Agent Operating Systems (AOS): Integrating Agentic Control Planes into, and Beyond, Traditional Operating Systems

Traditional operating systems were designed around deterministic programs, explicit control flow, and human initiated workflows. Their core abstractions processes, threads, system calls, files, and permissions assume bounded behavior and predictable interaction patterns. Agentic AI systems introduce a different execution model: long-lived, goal-directed entities that reason probabilistically, invoke tools dynamically, and adapt behavior based on feedback. While agents can be implemented as user-space applications today, their execution characteristics stress OS boundaries in scheduling, memory and state management, security, observability, and governance.
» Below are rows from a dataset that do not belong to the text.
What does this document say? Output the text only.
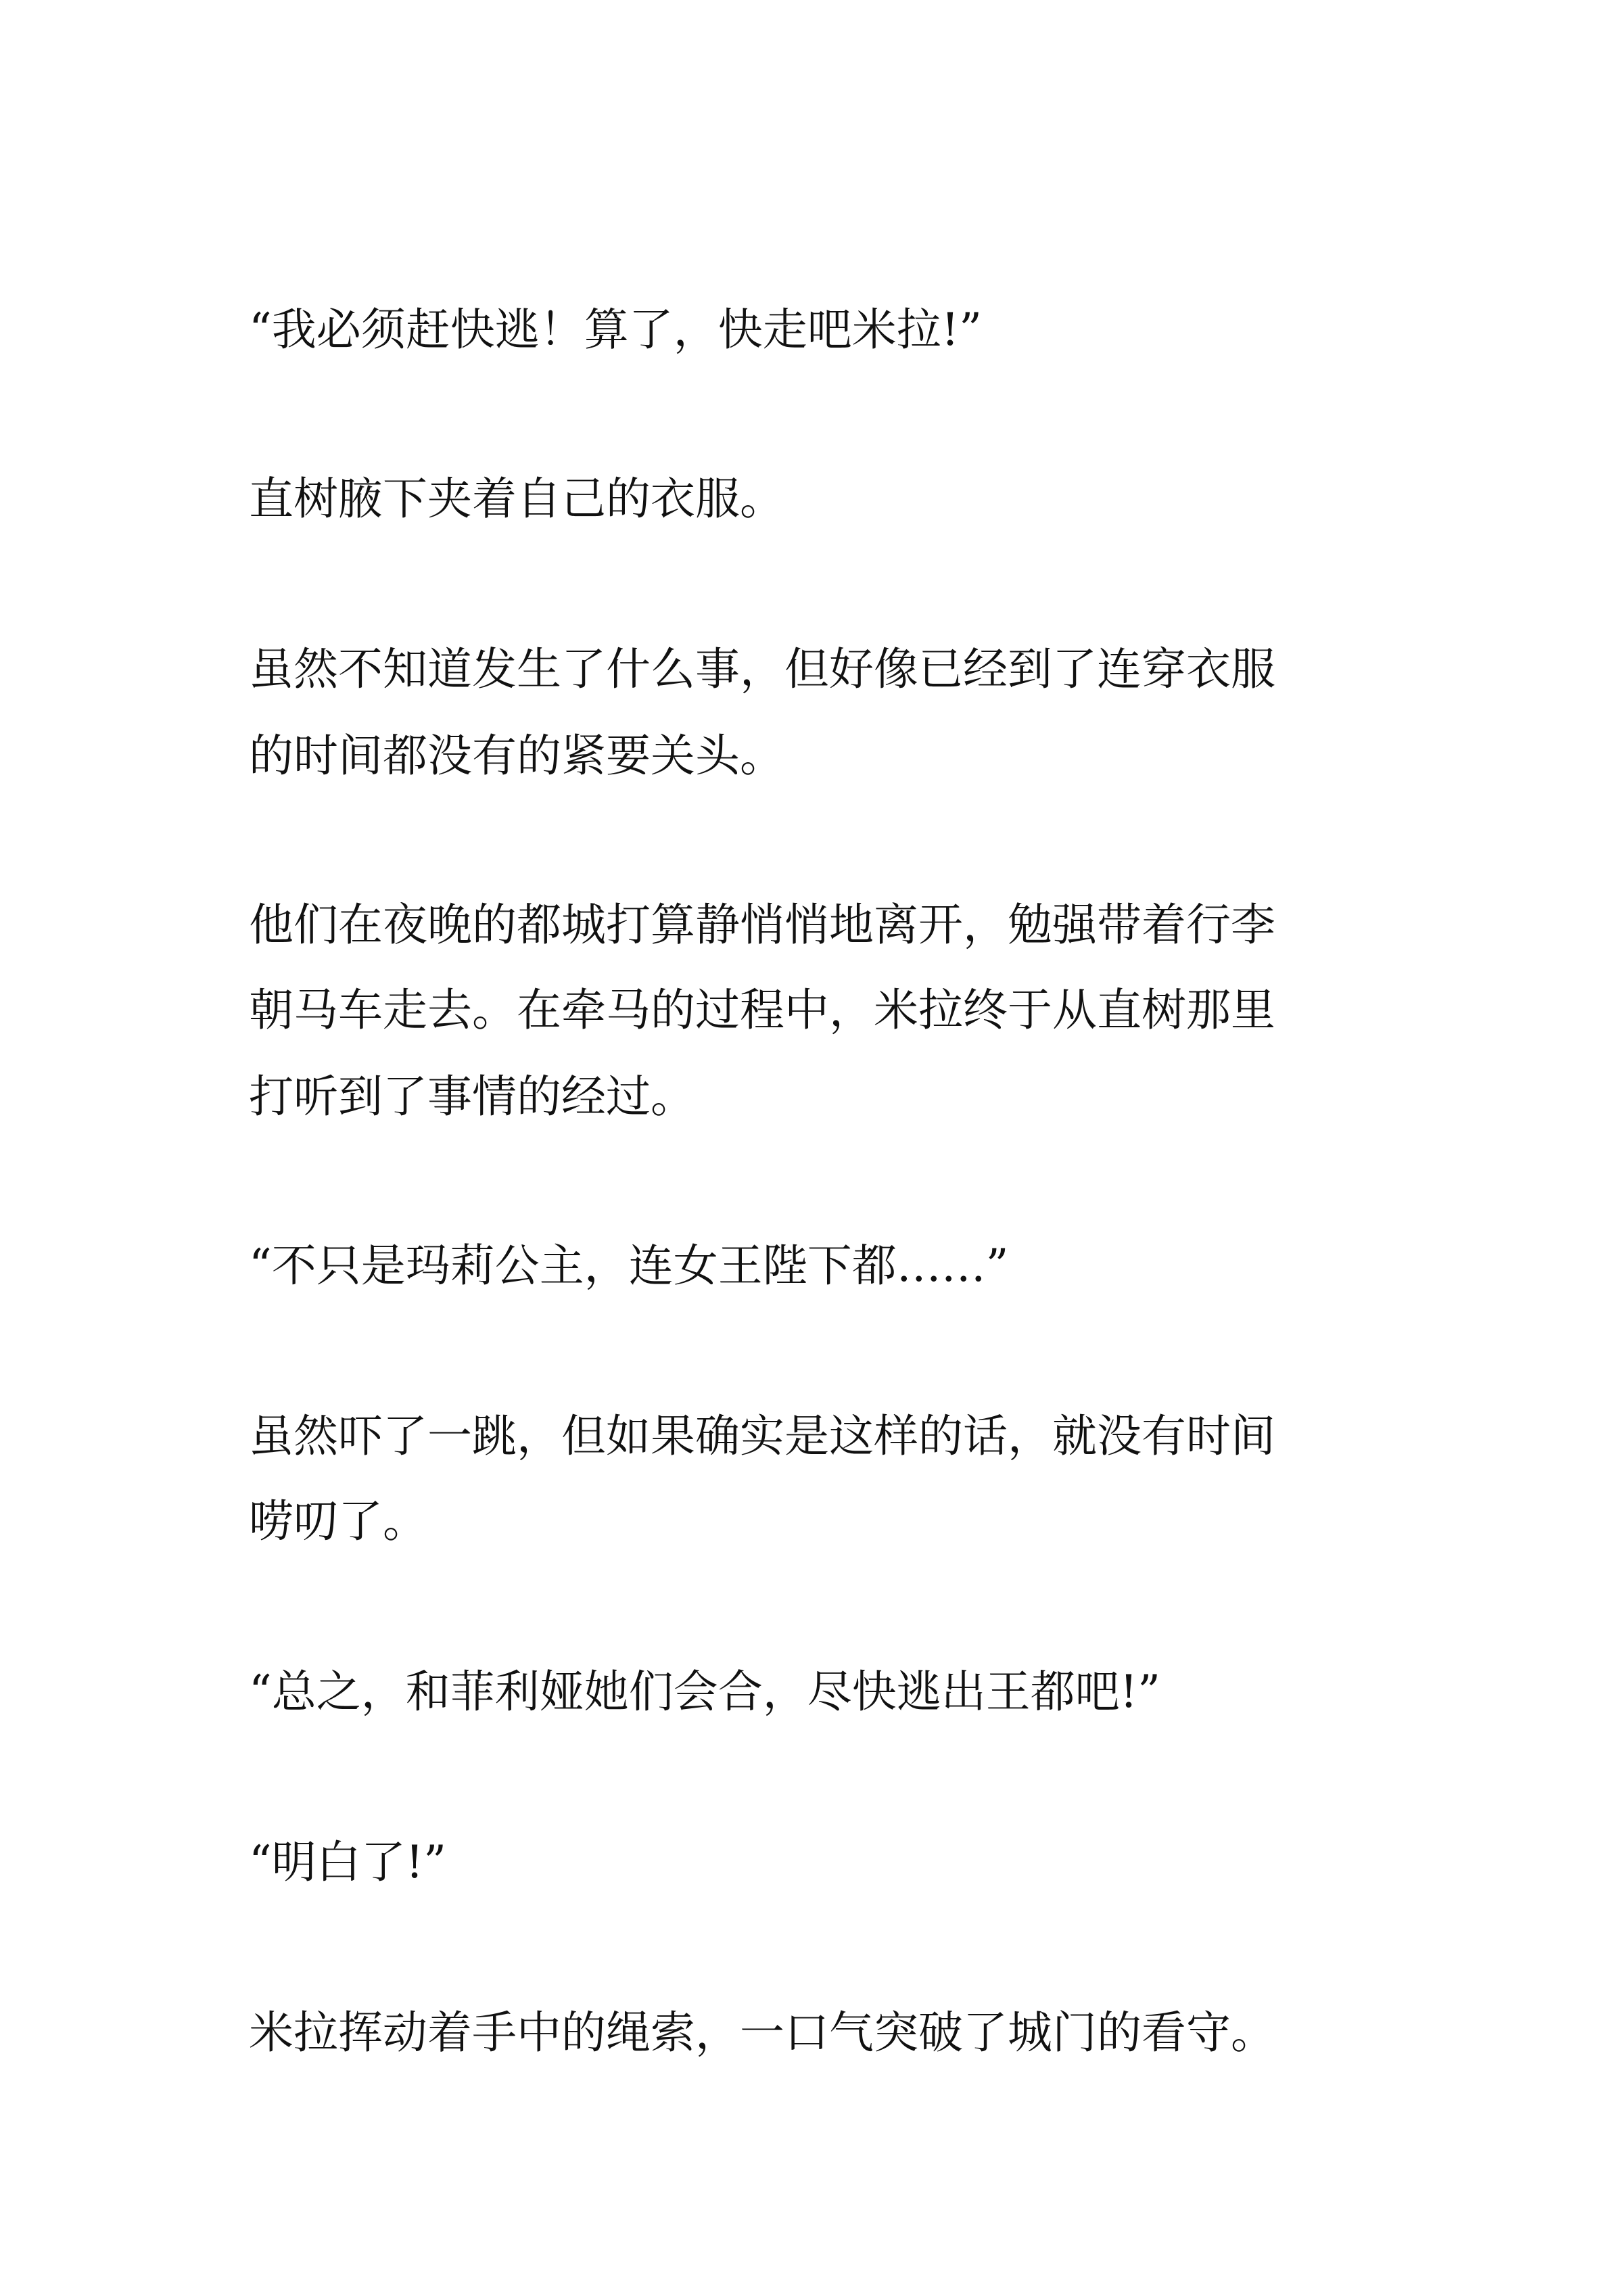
“我必须赶快逃！算了，快走吧米拉!”

直树腋下夹着自己的衣服。

虽然不知道发生了什么事，但好像已经到了连穿衣服

的时间都没有的紧要关头。

他们在夜晚的都城打算静悄悄地离开，勉强带着行李

朝马车走去。在牵马的过程中，米拉终于从直树那里

打听到了事情的经过。

“不只是玛莉公主，连女王陛下都……”

虽然吓了一跳，但如果确实是这样的话，就没有时间

唠叨了。

“总之，和菲利娅她们会合，尽快逃出王都吧!”

“明白了!”

米拉挥动着手中的绳索，一口气突破了城门的看守。
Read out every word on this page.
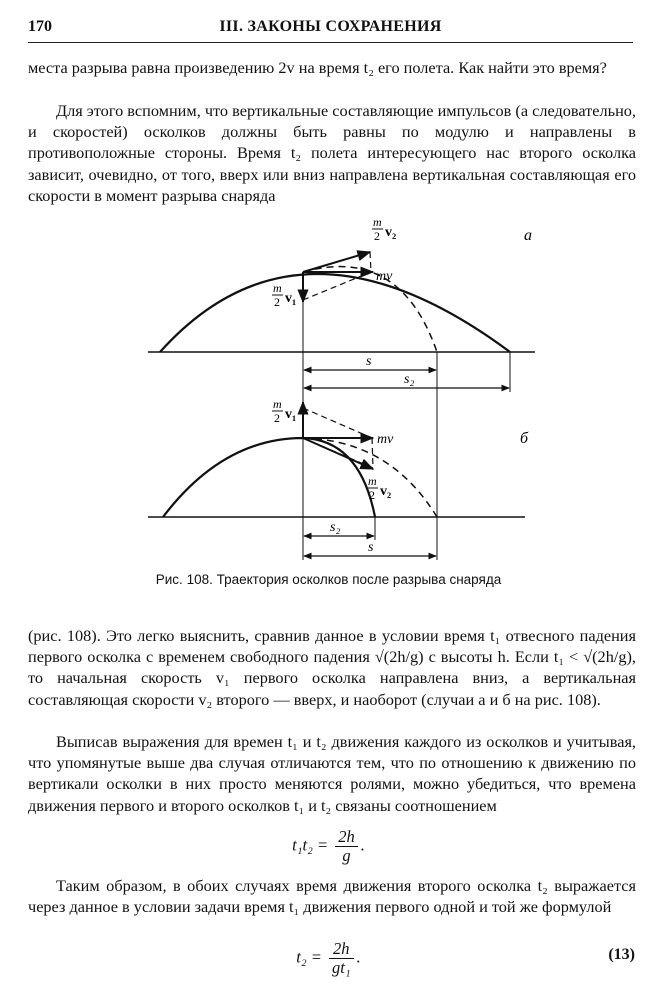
170	III. ЗАКОНЫ СОХРАНЕНИЯ

места разрыва равна произведению 2v на время t₂ его полета. Как найти это время?

Для этого вспомним, что вертикальные составляющие импульсов (а следовательно, и скоростей) осколков должны быть равны по модулю и направлены в противоположные стороны. Время t₂ полета интересующего нас второго осколка зависит, очевидно, от того, вверх или вниз направлена вертикальная составляющая его скорости в момент разрыва снаряда

а
m
2 v₂
mv
m
2 v₁
s
s₂
б
m
2 v₁
mv
m
2 v₂
s₂
s
Рис. 108. Траектория осколков после разрыва снаряда

(рис. 108). Это легко выяснить, сравнив данное в условии время t₁ отвесного падения первого осколка с временем свободного падения √(2h/g) с высоты h. Если t₁ < √(2h/g), то начальная скорость v₁ первого осколка направлена вниз, а вертикальная составляющая скорости v₂ второго — вверх, и наоборот (случаи а и б на рис. 108).

Выписав выражения для времен t₁ и t₂ движения каждого из осколков и учитывая, что упомянутые выше два случая отличаются тем, что по отношению к движению по вертикали осколки в них просто меняются ролями, можно убедиться, что времена движения первого и второго осколков t₁ и t₂ связаны соотношением

$t_1t_2 = \frac{2h}{g}$ .

Таким образом, в обоих случаях время движения второго осколка t₂ выражается через данное в условии задачи время t₁ движения первого одной и той же формулой

$t_2 = \frac{2h}{\text{gt₁}}$ .	(13)
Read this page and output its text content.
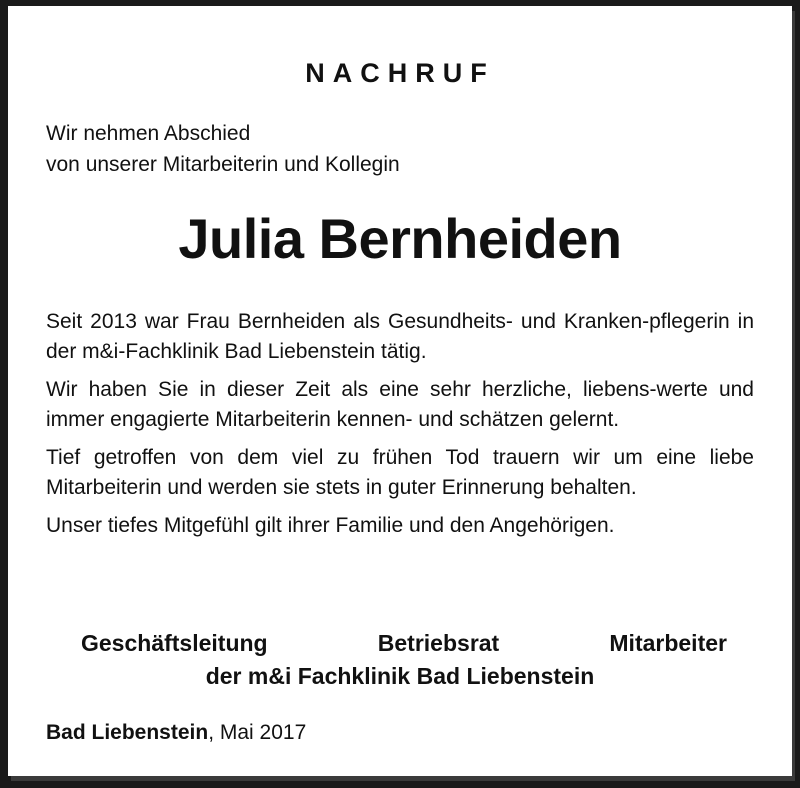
NACHRUF
Wir nehmen Abschied
von unserer Mitarbeiterin und Kollegin
Julia Bernheiden

Seit 2013 war Frau Bernheiden als Gesundheits- und Kranken-pflegerin in der m&i-Fachklinik Bad Liebenstein tätig.

Wir haben Sie in dieser Zeit als eine sehr herzliche, liebens-werte und immer engagierte Mitarbeiterin kennen- und schätzen gelernt.

Tief getroffen von dem viel zu frühen Tod trauern wir um eine liebe Mitarbeiterin und werden sie stets in guter Erinnerung behalten.

Unser tiefes Mitgefühl gilt ihrer Familie und den Angehörigen.

Geschäftsleitung	Betriebsrat	Mitarbeiter
der m&i Fachklinik Bad Liebenstein
Bad Liebenstein, Mai 2017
This paper introduces the concept of an Agent Operating System (AOS), a systems architecture that integrates an agentic control plane into existing operating systems or, in some models, subsumes selected OS responsibilities over time. We provide a precise definition of an AOS, explicit assumptions and non-goals, and a structured decomposition of AOS responsibilities into schedulers, context and memory management, tool and capability registries, policy and trust enforcement, and observability and audit. We analyze limitations of classical OS abstractions for agent workloads, propose integration models from user-space runtimes to distributed control planes, and map AOS concepts onto Linux and Windows primitives. We present security and safety implications, including agent specific threat models, and define evaluation criteria that emphasize deterministic enforcement, auditability, and operator comprehensibility. The objective is not to replace operating systems wholesale, but to establish a rigorous systems foundation for agentic computation that remains controllable, accountable, and secure at scale.